Query Plan Visualizations
querygraph CLI
querygraph is a simple CLI tool that can be used to generate visual query graphs from BigQuery query
execution metadata.
Usage: querygraph <job>
Allowed format of the <job> argument:
- project:location.jobid
- project:jobid
Optional Flags:
-dot_path string
path to the dot (graphviz) binary (default "/usr/bin/dot")
-out string
path to the output file. By default, creates a file based on the job ID in the current directory.

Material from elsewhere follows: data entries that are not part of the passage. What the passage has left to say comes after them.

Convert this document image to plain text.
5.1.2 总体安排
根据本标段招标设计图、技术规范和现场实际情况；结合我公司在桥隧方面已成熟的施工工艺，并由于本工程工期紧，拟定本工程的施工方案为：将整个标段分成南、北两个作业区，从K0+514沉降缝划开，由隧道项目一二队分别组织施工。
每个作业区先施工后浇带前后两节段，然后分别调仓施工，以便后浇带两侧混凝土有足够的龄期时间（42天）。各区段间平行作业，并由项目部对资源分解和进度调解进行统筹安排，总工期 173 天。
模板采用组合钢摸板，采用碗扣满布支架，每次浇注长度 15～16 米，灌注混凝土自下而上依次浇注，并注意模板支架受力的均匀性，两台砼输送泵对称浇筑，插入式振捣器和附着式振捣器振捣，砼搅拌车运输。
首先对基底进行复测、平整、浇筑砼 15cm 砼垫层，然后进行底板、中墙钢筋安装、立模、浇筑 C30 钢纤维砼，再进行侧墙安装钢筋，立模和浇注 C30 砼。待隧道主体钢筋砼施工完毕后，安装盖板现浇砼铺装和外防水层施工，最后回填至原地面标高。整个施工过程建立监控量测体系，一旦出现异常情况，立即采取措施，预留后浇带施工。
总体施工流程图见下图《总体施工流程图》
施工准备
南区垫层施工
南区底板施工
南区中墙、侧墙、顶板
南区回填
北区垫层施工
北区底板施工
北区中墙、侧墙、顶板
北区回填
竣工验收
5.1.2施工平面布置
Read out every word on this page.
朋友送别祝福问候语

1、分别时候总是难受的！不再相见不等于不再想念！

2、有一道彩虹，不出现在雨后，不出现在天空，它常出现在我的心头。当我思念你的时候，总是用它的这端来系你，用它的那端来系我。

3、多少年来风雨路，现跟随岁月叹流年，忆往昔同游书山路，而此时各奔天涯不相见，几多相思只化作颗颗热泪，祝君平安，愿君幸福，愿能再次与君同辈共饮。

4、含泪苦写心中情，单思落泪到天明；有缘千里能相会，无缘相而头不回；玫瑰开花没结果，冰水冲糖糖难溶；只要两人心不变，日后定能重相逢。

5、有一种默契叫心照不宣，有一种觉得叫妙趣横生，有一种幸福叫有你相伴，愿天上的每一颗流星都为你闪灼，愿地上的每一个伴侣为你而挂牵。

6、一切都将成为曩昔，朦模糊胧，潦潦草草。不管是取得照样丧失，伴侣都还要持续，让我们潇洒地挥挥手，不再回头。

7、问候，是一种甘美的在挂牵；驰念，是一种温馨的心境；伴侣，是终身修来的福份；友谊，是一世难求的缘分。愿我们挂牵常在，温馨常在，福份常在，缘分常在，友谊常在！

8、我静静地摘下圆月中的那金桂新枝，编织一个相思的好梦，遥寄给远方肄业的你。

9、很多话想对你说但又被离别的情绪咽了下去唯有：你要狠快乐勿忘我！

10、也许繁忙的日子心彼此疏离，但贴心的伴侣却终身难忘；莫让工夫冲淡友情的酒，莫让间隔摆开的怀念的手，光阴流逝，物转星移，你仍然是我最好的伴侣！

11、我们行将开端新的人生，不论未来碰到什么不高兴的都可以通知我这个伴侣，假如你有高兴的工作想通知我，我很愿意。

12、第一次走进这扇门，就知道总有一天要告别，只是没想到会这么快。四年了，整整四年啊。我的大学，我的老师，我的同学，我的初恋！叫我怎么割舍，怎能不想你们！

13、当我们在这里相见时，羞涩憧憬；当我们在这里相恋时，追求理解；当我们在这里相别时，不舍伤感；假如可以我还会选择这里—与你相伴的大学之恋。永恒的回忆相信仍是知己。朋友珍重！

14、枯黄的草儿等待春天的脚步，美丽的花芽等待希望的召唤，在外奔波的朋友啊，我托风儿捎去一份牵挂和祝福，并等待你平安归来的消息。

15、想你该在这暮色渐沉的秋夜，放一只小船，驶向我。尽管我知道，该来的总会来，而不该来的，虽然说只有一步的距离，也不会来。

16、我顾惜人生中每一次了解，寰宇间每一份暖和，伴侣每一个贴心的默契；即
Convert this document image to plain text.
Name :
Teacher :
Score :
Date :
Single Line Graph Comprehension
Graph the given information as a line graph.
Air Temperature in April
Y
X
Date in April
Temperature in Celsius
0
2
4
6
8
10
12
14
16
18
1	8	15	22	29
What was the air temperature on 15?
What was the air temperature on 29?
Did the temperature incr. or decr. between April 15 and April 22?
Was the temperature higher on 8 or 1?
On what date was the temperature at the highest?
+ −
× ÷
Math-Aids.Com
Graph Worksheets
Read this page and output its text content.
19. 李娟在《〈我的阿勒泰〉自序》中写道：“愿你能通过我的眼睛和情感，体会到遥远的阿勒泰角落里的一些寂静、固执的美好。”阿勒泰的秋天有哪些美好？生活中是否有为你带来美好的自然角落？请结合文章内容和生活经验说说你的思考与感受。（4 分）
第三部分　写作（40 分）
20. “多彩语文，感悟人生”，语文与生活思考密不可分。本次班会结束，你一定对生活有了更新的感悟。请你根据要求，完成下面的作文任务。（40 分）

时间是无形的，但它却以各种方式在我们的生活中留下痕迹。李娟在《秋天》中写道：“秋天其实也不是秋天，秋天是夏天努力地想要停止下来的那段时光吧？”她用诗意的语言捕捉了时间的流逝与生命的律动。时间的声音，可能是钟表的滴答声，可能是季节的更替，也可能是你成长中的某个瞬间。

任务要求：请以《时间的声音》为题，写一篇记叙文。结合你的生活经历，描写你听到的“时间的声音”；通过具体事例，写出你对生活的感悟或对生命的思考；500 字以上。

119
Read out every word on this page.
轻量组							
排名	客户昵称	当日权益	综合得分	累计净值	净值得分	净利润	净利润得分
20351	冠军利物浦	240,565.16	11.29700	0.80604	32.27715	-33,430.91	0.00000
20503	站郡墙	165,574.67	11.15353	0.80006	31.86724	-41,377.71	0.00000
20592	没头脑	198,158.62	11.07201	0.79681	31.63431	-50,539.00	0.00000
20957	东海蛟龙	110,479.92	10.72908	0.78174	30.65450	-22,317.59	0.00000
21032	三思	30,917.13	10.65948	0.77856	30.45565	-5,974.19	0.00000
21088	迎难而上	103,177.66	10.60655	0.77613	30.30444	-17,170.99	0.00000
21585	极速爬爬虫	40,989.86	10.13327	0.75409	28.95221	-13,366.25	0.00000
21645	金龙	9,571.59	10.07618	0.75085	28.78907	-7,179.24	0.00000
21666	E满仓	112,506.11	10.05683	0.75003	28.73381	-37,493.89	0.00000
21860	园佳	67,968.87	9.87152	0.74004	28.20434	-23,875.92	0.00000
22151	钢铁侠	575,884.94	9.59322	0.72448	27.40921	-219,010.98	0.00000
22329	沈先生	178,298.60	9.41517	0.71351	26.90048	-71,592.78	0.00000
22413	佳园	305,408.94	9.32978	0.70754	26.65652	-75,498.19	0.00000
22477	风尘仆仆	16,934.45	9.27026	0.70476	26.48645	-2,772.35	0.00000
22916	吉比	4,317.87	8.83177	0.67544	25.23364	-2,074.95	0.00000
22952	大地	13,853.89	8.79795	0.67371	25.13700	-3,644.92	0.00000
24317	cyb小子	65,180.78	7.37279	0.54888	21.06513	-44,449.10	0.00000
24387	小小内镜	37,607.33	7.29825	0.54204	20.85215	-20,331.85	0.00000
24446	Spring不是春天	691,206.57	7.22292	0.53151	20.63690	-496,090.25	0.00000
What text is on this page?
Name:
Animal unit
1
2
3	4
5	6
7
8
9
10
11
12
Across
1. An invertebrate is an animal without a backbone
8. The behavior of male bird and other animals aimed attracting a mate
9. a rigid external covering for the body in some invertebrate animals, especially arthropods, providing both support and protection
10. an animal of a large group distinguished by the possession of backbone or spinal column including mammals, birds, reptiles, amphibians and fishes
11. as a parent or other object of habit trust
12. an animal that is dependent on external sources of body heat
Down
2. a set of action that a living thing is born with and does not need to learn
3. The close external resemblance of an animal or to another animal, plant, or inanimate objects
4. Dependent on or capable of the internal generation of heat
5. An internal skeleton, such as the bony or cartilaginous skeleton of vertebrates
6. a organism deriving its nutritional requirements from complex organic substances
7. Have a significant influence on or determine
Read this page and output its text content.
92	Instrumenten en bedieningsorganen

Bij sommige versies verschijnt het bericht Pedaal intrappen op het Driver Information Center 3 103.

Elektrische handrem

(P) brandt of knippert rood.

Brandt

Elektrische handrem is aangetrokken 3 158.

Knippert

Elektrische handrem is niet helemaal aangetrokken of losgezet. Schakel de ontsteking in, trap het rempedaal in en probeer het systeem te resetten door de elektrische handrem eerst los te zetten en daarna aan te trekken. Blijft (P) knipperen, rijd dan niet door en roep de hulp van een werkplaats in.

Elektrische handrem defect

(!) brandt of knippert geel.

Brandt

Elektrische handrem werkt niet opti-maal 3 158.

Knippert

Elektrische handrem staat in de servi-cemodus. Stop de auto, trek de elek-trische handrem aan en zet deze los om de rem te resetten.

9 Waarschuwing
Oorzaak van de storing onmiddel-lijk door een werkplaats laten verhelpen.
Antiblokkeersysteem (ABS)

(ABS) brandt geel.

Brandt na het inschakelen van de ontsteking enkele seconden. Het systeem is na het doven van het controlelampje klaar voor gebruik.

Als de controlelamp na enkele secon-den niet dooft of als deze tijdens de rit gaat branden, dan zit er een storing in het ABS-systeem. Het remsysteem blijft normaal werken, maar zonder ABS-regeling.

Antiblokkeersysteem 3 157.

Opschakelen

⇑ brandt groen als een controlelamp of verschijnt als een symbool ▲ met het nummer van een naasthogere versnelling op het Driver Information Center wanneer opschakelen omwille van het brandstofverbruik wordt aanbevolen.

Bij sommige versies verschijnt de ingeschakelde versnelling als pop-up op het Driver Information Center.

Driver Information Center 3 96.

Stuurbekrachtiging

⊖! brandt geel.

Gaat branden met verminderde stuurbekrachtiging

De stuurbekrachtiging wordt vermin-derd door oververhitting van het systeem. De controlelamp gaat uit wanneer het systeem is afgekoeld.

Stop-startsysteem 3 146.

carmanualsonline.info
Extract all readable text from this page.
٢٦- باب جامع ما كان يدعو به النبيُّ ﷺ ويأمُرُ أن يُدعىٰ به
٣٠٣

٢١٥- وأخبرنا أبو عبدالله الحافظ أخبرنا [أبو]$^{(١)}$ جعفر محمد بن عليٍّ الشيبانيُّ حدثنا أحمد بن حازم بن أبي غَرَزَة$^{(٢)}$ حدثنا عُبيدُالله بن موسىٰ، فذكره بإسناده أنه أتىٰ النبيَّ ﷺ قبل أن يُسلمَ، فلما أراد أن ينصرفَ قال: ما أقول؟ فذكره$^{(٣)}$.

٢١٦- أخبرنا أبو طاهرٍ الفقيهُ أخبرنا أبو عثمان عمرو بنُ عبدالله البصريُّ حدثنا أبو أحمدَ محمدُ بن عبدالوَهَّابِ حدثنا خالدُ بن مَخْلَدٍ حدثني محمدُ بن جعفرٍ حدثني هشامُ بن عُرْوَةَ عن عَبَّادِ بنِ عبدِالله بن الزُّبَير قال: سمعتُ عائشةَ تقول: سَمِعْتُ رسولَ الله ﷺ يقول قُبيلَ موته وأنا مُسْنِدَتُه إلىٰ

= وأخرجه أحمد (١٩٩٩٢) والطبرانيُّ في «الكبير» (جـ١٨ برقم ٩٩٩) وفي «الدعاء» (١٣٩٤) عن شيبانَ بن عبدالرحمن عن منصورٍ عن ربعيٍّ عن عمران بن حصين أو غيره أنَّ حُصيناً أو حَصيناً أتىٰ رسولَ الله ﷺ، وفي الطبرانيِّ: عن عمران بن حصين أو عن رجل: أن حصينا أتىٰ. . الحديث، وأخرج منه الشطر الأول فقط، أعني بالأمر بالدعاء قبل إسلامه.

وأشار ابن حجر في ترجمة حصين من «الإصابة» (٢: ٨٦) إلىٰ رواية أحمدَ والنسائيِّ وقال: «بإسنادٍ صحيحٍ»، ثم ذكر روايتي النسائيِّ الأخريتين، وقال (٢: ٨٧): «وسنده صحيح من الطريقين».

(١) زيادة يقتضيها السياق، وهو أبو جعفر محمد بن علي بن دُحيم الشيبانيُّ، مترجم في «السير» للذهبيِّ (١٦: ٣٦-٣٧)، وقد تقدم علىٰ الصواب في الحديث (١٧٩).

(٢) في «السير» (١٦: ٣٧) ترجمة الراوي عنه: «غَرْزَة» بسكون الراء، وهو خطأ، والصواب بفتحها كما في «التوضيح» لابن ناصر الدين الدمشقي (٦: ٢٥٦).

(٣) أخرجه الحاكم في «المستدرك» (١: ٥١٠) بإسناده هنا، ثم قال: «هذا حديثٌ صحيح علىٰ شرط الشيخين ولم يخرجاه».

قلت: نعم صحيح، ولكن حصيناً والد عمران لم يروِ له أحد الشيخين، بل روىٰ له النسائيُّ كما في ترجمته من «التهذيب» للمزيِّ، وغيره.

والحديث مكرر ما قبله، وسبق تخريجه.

The format of the job ID is the same fully qualified format as reported by tools such as the Google Cloud Console or the bq
CLI tool: projectid:location.job_id
or projectid.job_id
For example, here's a job with location included:
shollyman-demo-test:US.bquxjob_4cccbe9b_17b0e287542
Or, location omitted:
shollyman-demo-test:bquxjob_4cccbe9b_17b0e287542
Dependencies
This tool requires the graphviz dot
binary to be present on the system where the CLI is run. The -dot_path
flag can be used to indicate an alternative location for the binary.
Examples of Use
Golang Imports
This query identifies commonly imported golang packages found in the github public data tables.
SELECT
entry,
COUNT(*) as frequency,
COUNT(DISTINCT repo_name) as distinct_repos
FROM (
SELECT
files.repo_name,
SPLIT(REGEXP_EXTRACT(contents.content, r'.*import\s*[(]([^)]*)[)]'), '\n') AS entries
FROM `bigquery-public-data.github_repos.contents` AS contents
JOIN (
SELECT id, repo_name FROM `bigquery-public-data.github_repos.files`
WHERE path LIKE '%.go' GROUP BY id, repo_name
) AS files
USING (id)
WHERE REGEXP_CONTAINS(contents.content, r'.*import\s*[(][^)]*[)]')
)
CROSS JOIN UNNEST(entries) as entry
WHERE entry IS NOT NULL AND entry != ""
GROUP BY entry
ORDER BY distinct_repos DESC, frequency DESC
LIMIT 1000
This query examines stackoverflow question data from the trailing 365 days to
identify most frequently used tags, as well as computing some basic tag statistics.
SELECT
tag,
COUNT(1) as total_questions,
APPROX_COUNT_DISTINCT(owner_user_id) as approx_questioners,
FORMAT("%.2f", AVG(score)) as avg_score,
MAX(score) as max_score,
FROM
(
SELECT
tag,
id as question_id,
owner_user_id,
score,
FROM `bigquery-public-data.stackoverflow.posts_questions` t,
UNNEST(SPLIT(t.tags,"|")) as tag
WHERE creation_date > TIMESTAMP_SUB(CURRENT_TIMESTAMP(), INTERVAL 365 DAY)
)
GROUP BY tag
ORDER BY total_questions DESC
LIMIT 200